Saat prosesi pamitan menjelang disholatkan dan dimakamkam banyak kesaksian dari beberapa tokoh masyarakat dan ulama, bahwa mas kaji ini laksana sosok “usman bin afffan” atau Abdurahman bin auf. Orang kaya yang dermawan. Barangkali sebuah pertanda pula, mas kaji meninggal dalam keadaan baru terlahir, karena  sebelumnya selama sebulan penuh melaksanakan ibadah puasa.

Kabar kematian yang keempat, terjadi siang tadi. Sabtu 30 Agustus 2014. Tetangga yang sekaligus terhitung masih saudara. Namanya Adib. Usianya sekitar 25 tahun. Baru dua bulan menjadi ayah dari buah pernikahannya. Semula saya tidak percaya kabar kematiannya. Karena beberapa hari sebelumnya saya masih melihatnya dalam keadaan bugar.

Adib meninggal karena tersengat listrik. Belum jelas bagaimana runtutan kejadiannya. Tap dari cerita-cerita yang saya dengar, ia tengah memasang televisi di kamarnya. Dan barangkali saat memasukkan saklar ke sumber arus listrik itulah ia kesetrum. Seketika meninggal.

Kematian prof eko, kholidin, mas kaji, terutama Adib semakin menyadarkan kepada saya bahwa kematian itu misteri. Kapan, di mana, dalam keadaan seperti apa tidak ada yang tahu. Kematian itu begitu dekat. Ada yang sebab usia, sakit, bahkan tanpa sebab. Mati saja. Semudah dan sederhana itu.

Dulu saat mahasiswa saya pernah terobsesi dengan kematian di usia muda. Gegara membaca Catatan Seorang Demonstannya Soe Hok Gie. “Seorang filsuf  Yunani pernah berkata bahwa nasib terbaik adalah tidak dilahirkan, yang kedua dilahirkan tapi mati muda, dan tersial adalah umur tua.”
Kini, doa saya sih, Allah memberi umur yang cukup agar bisa terus membersamai kelima anak saya tumbuh, besar,  menjadi manusia dewasa dan bagian dari masyarakat.

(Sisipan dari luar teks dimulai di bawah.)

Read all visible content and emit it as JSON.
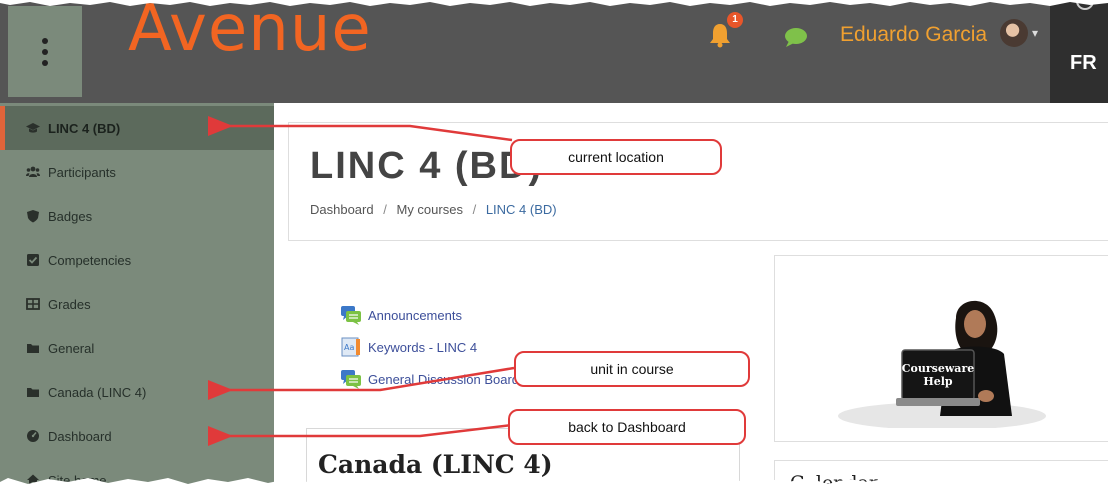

Kalaupun tidak, saya berharap kematian saya bukan semata-mata kematian fisik yang tidak mendatangkan perubahan apapun. Tapi kematian yang dapat menjadi pintu awal bagi langkah-langkah perbaikan lingkungan.  Seperti tekat seorang sahabat yang hari-hari terakhir ini tengah memperjuangkan kebenaran di lembaga tempat ia mengabdi, yang dengan itu ia jadi kena sasaran tekanan mental, teror fisik dan ancaman kematian. Dan kesadaran itu ia dapatkan dalam usia yang masih sangat muda: 25 tahun!